Foto © KLZ/Haderlap (Sujetbild)Nicht nur zu Ostern (wie auf dem Foto), sondern auch bei Hochzeiten werden Böller abgeschossen
Der schönste Tag des Lebens begann für ein Lavanttaler Brautpaar und seine Hochzeitsgesellschaft mit einem dramatischen Zwischenfall: Um 5.15 Uhr wurde der Bräutigam aus St. Paul von seinen Freunden mit einer Böllerkanone herausgeschossen. Das ist eine weitverbreitete Tradition. Nachdem mehrere Schüsse abgegeben wurden, lud der Schütze - ein 36-jähriger Arbeiter aus dem Bezirk Wolfsberg - nach. Der Mann soll der Beistand des Bräutigams sein.
"Beim Nachladen entzündete sich das Treibladungspulver am heißen Metall und es entstand eine Stichflamme", sagt ein Polizeibeamter. Durch die Flamme erlitt der Arbeiter Verbrennungen. Nach der notärztlichen Versorgung wurde er von der Rettung auf die Plastische Chirurgie ins Klinikum Klagenfurt gebracht. Am Nachmittag gaben die behandelnden Ärzte Entwarnung.
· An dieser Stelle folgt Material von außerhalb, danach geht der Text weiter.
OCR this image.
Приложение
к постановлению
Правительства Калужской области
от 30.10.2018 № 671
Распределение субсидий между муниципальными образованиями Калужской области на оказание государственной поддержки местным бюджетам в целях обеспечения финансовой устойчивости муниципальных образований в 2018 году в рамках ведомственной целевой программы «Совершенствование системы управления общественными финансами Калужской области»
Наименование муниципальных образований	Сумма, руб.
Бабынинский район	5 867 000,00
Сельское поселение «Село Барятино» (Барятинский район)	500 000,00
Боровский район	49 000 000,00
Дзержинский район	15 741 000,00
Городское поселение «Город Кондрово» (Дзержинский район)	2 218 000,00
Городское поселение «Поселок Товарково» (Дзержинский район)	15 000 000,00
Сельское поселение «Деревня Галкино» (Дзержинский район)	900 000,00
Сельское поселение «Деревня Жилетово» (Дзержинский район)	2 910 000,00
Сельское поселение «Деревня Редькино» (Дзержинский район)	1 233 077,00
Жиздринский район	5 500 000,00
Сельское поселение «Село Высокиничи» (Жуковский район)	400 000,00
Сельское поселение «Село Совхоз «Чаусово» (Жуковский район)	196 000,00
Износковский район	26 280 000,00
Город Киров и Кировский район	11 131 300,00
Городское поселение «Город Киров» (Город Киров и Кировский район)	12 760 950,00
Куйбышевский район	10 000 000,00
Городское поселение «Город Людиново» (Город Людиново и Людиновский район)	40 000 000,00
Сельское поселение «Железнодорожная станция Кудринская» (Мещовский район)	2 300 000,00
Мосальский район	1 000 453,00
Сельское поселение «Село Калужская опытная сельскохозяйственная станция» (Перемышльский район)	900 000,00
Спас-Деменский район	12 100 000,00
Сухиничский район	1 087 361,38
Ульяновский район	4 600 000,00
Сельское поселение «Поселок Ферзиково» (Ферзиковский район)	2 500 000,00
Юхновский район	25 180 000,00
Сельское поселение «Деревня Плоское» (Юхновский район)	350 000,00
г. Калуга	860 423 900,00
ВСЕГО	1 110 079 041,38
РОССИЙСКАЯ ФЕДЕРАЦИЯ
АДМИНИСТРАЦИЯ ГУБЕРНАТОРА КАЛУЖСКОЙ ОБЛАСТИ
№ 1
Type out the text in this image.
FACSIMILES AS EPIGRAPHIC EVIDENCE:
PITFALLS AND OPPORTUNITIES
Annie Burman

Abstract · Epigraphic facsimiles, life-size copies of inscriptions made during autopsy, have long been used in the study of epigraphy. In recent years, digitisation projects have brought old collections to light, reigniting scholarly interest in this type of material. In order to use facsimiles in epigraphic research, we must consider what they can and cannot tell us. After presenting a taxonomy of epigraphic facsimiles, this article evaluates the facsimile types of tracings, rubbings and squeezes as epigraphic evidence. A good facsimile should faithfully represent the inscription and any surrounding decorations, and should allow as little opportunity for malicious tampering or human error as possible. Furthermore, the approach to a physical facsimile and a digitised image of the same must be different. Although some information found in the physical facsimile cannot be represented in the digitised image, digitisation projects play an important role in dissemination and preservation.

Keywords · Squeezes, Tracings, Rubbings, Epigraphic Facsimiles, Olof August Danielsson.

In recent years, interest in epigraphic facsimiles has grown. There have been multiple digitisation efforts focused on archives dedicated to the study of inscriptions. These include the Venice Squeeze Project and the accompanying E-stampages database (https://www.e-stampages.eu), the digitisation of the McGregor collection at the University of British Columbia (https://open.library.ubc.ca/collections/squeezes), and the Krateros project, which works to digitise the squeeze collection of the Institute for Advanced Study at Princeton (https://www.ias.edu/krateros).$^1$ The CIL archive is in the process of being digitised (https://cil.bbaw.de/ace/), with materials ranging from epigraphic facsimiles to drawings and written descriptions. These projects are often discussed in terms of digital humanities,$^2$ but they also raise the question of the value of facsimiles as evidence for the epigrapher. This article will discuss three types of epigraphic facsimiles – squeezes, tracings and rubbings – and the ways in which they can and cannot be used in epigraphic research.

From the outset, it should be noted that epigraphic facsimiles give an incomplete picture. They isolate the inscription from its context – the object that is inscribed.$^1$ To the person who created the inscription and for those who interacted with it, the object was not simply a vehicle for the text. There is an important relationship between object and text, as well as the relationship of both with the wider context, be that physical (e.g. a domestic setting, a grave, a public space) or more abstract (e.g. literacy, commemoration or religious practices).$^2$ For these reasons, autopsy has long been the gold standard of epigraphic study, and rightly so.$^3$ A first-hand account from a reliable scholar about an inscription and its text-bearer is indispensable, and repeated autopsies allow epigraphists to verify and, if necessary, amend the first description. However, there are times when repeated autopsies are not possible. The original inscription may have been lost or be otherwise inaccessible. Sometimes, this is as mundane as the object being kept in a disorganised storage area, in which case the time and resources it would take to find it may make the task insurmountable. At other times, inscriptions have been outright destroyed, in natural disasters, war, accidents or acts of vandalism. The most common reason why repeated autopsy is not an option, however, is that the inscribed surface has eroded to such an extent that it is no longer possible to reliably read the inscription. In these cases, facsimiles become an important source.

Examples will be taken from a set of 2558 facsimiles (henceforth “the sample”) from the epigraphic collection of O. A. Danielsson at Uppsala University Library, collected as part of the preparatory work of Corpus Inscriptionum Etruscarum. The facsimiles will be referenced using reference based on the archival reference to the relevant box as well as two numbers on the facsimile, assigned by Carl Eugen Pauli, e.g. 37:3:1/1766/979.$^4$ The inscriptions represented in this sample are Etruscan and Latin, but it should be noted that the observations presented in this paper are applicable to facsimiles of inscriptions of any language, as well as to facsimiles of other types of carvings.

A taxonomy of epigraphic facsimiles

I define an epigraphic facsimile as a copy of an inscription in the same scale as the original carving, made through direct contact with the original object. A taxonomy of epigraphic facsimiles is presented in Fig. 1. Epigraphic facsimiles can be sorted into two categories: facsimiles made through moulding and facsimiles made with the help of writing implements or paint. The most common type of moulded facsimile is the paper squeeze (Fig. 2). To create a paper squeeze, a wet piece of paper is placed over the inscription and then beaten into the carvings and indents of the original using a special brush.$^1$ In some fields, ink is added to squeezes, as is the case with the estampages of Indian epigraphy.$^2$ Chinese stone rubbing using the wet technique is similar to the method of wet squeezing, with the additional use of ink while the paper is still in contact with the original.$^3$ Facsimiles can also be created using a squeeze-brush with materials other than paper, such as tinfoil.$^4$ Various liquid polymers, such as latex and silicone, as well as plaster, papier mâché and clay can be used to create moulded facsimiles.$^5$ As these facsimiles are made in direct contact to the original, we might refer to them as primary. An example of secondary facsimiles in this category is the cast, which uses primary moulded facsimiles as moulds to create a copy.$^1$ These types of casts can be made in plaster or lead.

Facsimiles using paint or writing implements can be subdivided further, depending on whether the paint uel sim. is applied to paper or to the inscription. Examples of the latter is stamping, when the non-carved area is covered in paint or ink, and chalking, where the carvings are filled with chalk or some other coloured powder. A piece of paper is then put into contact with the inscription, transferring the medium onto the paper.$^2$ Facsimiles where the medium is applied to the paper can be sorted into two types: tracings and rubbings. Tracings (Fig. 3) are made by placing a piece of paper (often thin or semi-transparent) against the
Der Patient ist stabil und ansprechbar. "Er hat Verbrennungen zweiten Grades erlitten, an der Stirn, den Armen und den Beinen. Zwölf Prozent der Haut sind betroffen", sagt Kabeg-Sprecherin Kerstin Wrussnig. "Der Mann hatte wirklich Glück im Unglück. Derartige Böllerunfälle können auch tödlich ausgehen", sagt ein Beamter.
Kanone sichergestellt
Für den Arbeiter könnte der Unfall noch ein Nachspiel haben. Die Polizeibeamten haben jetzt nämlich die Böllerkanone im Visier. Sie wurde am Samstag sichergestellt. "Experten werden sich das Gerät genau anschauen. Sie prüfen jetzt, ob man dafür eine Bewilligung braucht und ob das Gerät auch vorschriftsmäßig ausgestattet war", sagt ein Beamter. Ist für den Abschuss eine Berechtigung erforderlich, wird geprüft, ob der Schütze diese auch gehabt hat.
Während der Unglücksschütze im Krankenbett seine Verletzungen auskuriert, hat das Brautpaar geheiratet.